Home

Centrale Raad van Beroep, 14-05-2024, ECLI:NL:CRVB:2024:1069, 21/2876 PW

Centrale Raad van Beroep, 14-05-2024, ECLI:NL:CRVB:2024:1069, 21/2876 PW

Gegevens

Instantie
Centrale Raad van Beroep
Datum uitspraak
14 mei 2024
Datum publicatie
12 juni 2024
Annotator
ECLI
ECLI:NL:CRVB:2024:1069
Zaaknummer
21/2876 PW

Inhoudsindicatie

Afwijzing aanvragen om bijzondere bijstand voor verschillende kosten. De afwijzing van de aanvragen bijzondere bijstand voor de kosten van een opleiding en voor reiskosten en om de verlening van bijzondere bijstand in de vorm van een lening voor kosten van woninginrichting blijven in stand. De kosten voor de opleiding zijn niet noodzakelijk zijn en er zijn geen zeer dringende redenen om bijzondere bijstand te verlenen voor de reiskosten voor het ophalen van gebruiksgoederen uit Hongarije. De bijzonder bijstand voor een matras is op goede gronden als lening verstrekt, omdat sprake is van een tekortschietend besef van verantwoordelijkheid voor de voorziening in het bestaan. Bij de kosten van woninginrichting gaat het om niet noodzakelijke kosten.

Uitspraak

21/2876 PW, 21/2887 PW, 21/2888 PW, 22/3051 PW en 23/2952 PW

Centrale Raad van Beroep

Enkelvoudige kamer

Uitspraak op de hoger beroepen tegen de uitspraken van de rechtbank Zeeland-West-Brabant van 1 juli 2021, 20/9600, 20/10309 en 21/48 (aangevallen uitspraak 1) en van 18 augustus 2022, 21/899 (aangevallen uitspraak 2)

Partijen:

[appellante] te [woonplaats] (appellante)

het college van burgemeester en wethouders van Tilburg (college)

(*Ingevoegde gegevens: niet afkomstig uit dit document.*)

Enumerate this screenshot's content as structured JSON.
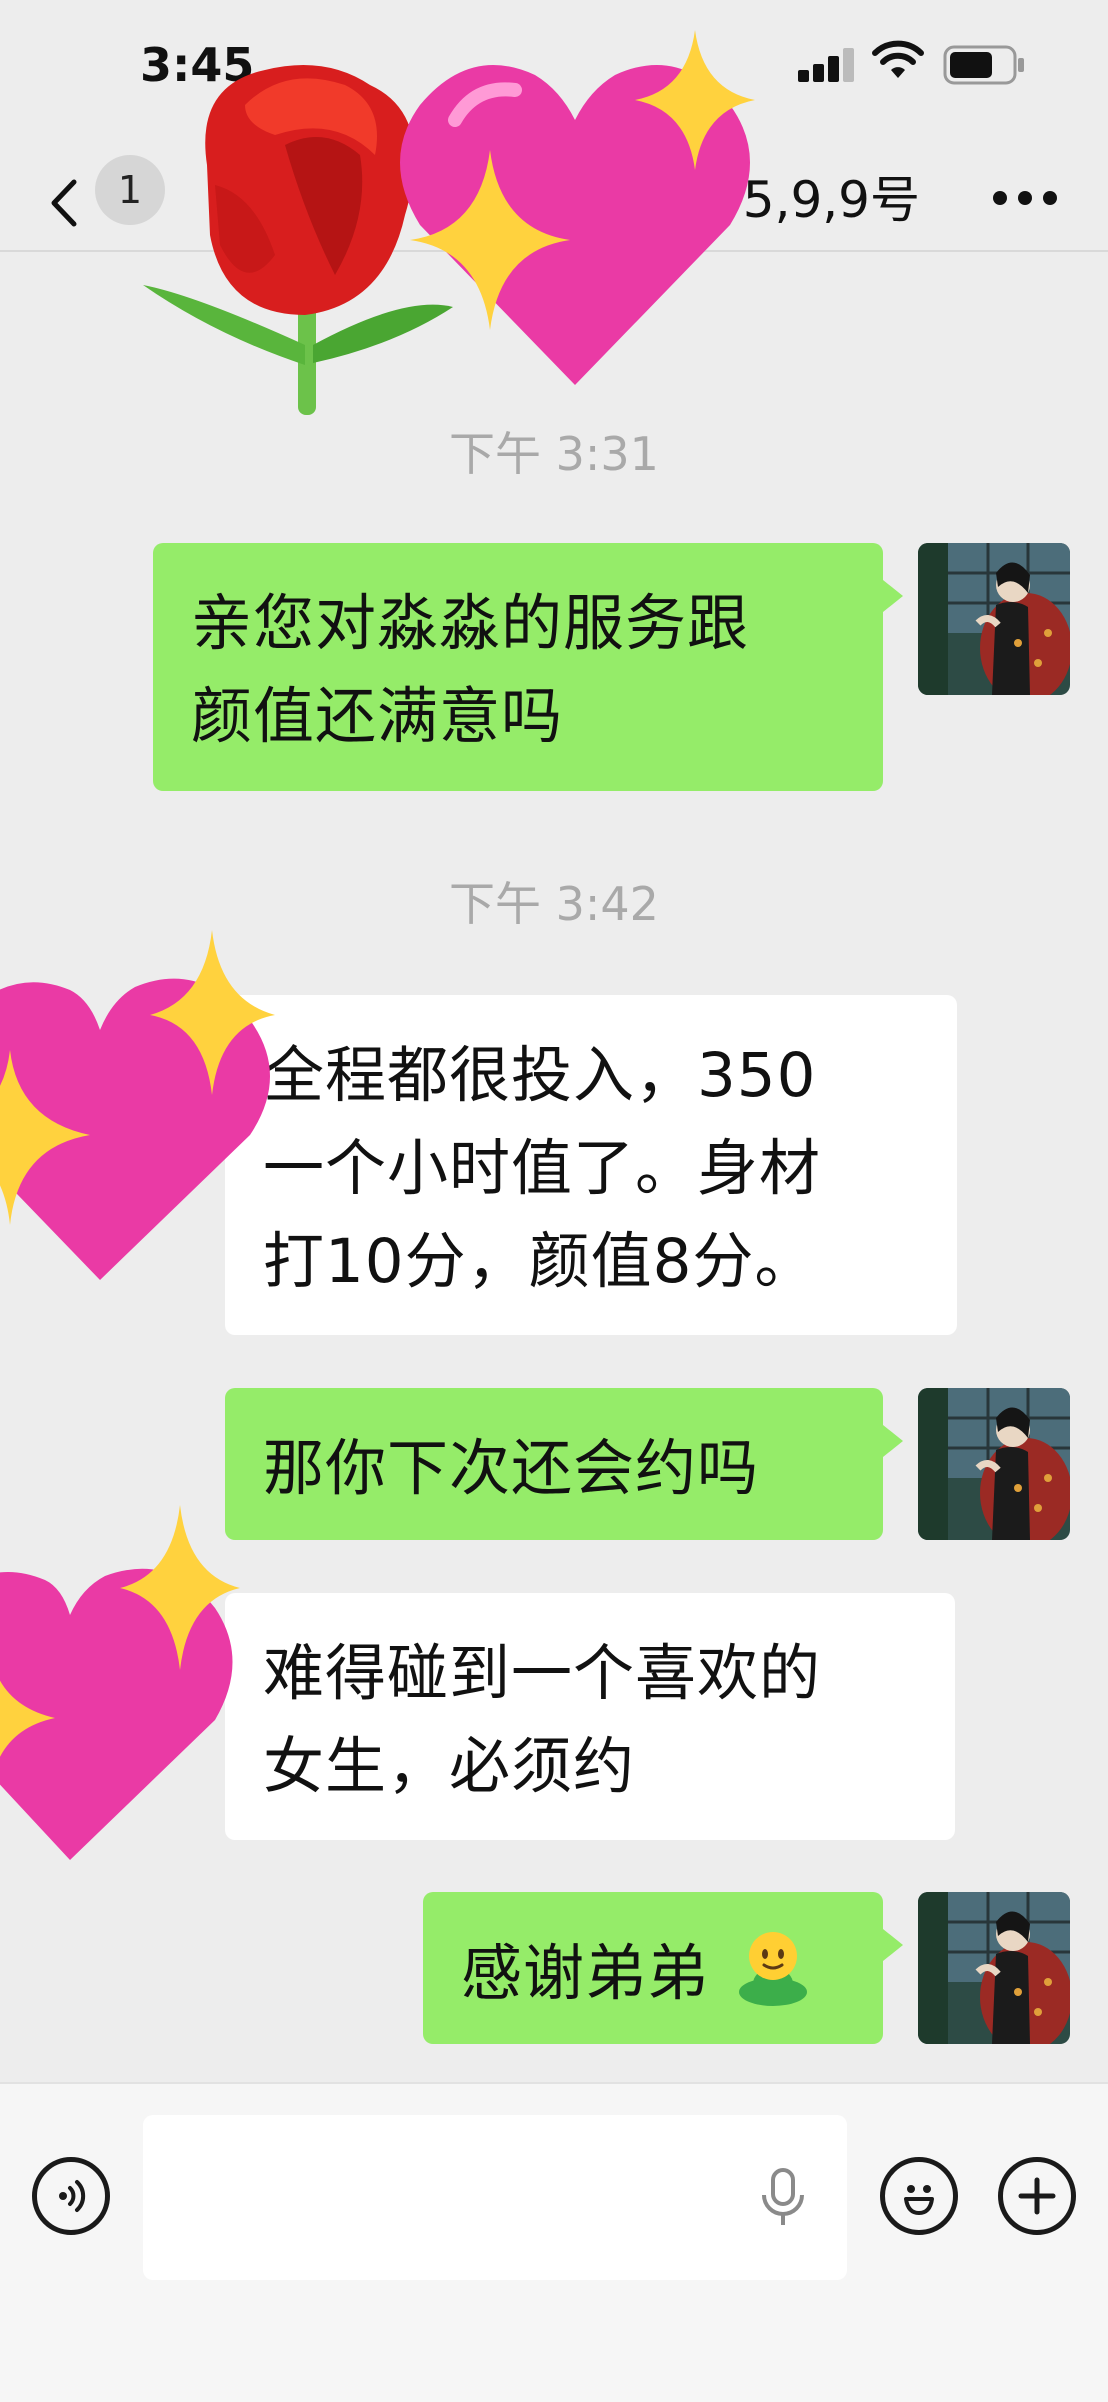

Datum uitspraak: 14 mei 2024

Het gaat in deze zaken om de afwijzing van bijzondere bijstand voor de kosten van een opleiding en voor reiskosten en om de verlening van bijzondere bijstand in de vorm van een lening voor kosten van woninginrichting. De Raad is het eens met het college dat de kosten voor de opleiding niet noodzakelijk zijn en dat er geen zeer dringende redenen zijn om bijzondere bijstand te verlenen voor de reiskosten voor het ophalen van gebruiksgoederen uit Hongarije. Daarnaast is de Raad van oordeel dat het college de bijzondere bijstand voor een matras in de vorm van een lening kon verstrekken, omdat sprake is van een tekortschietend besef van verantwoordelijkheid voor de voorziening in het bestaan. Ten slotte is de Raad het met het college eens dat het bij de kosten van woninginrichting gaat om niet noodzakelijke kosten. Omdat het college eerst het standpunt heeft ingenomen dat het bezwaar tegen de verlening van bijzondere bijstand voor de kosten van woninginrichting in de vorm van een lening niet-ontvankelijk was en dit standpunt in hoger beroep heeft verlaten en een inhoudelijk standpunt heeft ingenomen, slaagt het hoger beroep tegen aangevallen uitspraak 1 op dit punt.

PROCESVERLOOP

Namens appellante heeft mr. E.M.A. Leijser, advocaat, hoger beroepen ingesteld. Het college heeft verweerschriften ingediend.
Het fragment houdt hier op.